As she expected, Navy discipline held.

“Battle line, report,” Kris said next.

“Kōta here. We got some of our tail feathers singed, but we’re ready for the mother ship.”

“Feel free to select your range,” Kris told Kōta. “When the mother ship comes through, there will be no effort to establish communications. For the record, they fired first and without provocation. We will attack them immediately. PatRon 10 will launch Hellburners on sight. Expect no further orders. Longknife out.”

Again, Kris spoke to ghosts.

Now they waited.

The clock ticked off minute after minute while nothing happened.

“Does it take longer to run a four- or five-thousandkilometer-long ship through a jump point than it does to run a battleship?” the chief asked.

“Your guess is as good as mine,” Sulwan said. “What we don’t know about jump points would fill an encyclopedia. What we do know you could write on the head of a pin.”

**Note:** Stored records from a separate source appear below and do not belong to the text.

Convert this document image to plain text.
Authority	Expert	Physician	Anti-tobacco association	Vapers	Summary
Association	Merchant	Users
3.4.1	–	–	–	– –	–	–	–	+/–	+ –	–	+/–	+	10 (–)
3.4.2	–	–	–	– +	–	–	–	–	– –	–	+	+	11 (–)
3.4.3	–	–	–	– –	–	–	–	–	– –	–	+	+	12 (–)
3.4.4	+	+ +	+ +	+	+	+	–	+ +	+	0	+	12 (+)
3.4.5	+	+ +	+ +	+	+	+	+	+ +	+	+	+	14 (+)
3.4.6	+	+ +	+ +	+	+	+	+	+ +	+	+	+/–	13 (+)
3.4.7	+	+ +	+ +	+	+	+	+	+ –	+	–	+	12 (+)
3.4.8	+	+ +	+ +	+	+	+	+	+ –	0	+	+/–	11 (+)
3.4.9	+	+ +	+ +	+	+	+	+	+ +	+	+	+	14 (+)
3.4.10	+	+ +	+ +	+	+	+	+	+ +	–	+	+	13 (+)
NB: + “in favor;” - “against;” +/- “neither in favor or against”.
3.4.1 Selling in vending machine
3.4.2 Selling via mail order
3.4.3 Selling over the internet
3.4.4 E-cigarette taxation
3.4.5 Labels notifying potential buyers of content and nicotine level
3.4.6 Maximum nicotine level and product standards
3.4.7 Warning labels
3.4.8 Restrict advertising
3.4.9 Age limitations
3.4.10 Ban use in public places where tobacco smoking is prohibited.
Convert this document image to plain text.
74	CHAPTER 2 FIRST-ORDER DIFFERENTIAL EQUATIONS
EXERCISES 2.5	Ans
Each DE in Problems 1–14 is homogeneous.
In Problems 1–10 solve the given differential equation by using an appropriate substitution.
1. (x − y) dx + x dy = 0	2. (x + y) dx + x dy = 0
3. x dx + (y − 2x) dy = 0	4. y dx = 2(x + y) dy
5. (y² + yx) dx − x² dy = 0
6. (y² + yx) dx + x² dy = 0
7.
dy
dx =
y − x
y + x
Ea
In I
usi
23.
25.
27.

“Maybe they’re waiting for one of their victorious ships to come back and tell them everything is fine here,” Jack suggested on net.

“They’ll be waiting a long time for that,” Penny said.

“Stay sharp, folks,” Captain Drago announced to all hands. “This boredom could end any second now.”

The Weapons Division reported that eight more antimatter torpedoes had been loaded. “These are the ones with four times the usual charge. Use them well, Commodore,” reported the leading chief of the division.

Admiral Kōta reported a strange thing about one of the rockets launched at the battle line.

“One of them seems to have been a fusion bomb,” he said. “We’re getting reports of radiation from the Terror. The captain thinks some of his men may be coming down with radiation poisoning.”

“We knew they had them,” Kris said. “Alert your secondary laser batteries that the rocket they shoot down could save the ship.”

“Already did so, Commodore. You be careful, too.”

“We’re doing our best,” Kris said.

The dull and boring lasted for not quite four more minutes.

Suddenly, in less than a blink, there was a five-thousandkilometer-long ship looming before them.